L’élan qui s’est exprimé dans les rues en faveur d’un Etat de droit où toutes les libertés auront enfin leur place est-il en passe de gagner sa bataille ? Le militantisme naissant de cette nouvelle génération bute jusqu’ici sur un vent contraire, alors que dans cette dernière ligne droite avant le début officiel de la campagne pour la prochaine présidentielle, les arrestations parmi les acteurs politiques et certaines personnalités se multiplient. Dans de pareilles conditions, où le jeu démocratique est pratiquement verrouillé et où les solutions de sortie de crise suggérées par la classe politique sont comme rejetées, intéresser cette nouvelle génération qui ne compte pas déserter la rue de sitôt est un vrai défi. Et pourtant, l’acte électoral est un élément central dans cette solution à la crise proposée par le régime, en application des normes et pistes prévues par la Constitution. Les arrestations de ces derniers jours, dont certaines ne sont pas encore démystifiées par le parquet, tant au plan de la forme que sur leur substance juridique, ont fini par remettre au goût du jour les craintes d’un retour à une démocratie de façade, en l’absence d’une communication susceptible de tirer les choses au clair et de redonner au respect de la présomption d’innocence ses lettres de noblesse.
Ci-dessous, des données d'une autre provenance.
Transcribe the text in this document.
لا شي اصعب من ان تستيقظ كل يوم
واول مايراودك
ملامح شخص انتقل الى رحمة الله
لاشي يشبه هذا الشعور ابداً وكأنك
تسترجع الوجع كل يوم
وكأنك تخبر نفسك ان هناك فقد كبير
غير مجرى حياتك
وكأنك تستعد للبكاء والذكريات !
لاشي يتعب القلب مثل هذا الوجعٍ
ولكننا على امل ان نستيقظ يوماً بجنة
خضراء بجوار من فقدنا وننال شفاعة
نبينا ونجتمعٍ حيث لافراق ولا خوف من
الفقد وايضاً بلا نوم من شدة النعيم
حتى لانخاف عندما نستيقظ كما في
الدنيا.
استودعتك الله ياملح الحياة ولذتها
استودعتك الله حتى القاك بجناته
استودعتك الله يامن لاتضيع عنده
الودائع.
Douze semaines après l’élan révolutionnaire qui a ranimé les jeunes générations, l’on est encore à quêter les solutions, alors que celles-ci existent, mais un consensus semble faire défaut aussi bien autour de l’issue proposée par les décideurs que par les pistes de sortie de crise suggérées par l’opposition. Celle-ci, peu écoutée, fait face désormais à l’intrigue des derniers évènements qui se sont soldés, essentiellement, par l’arrestation de la secrétaire générale du Parti des Travailleurs, Louisa Hanoune, et la mise sous mandat de dépôt du général à la retraite, Hocine Benhadid, pour avoir suggéré au vice-ministre de la Défense que la solution à la crise « ne peut être que politique ». C’est du moins ce que dit son avocat, Me Bachir Mechri, dans un entretien accordé à TSA.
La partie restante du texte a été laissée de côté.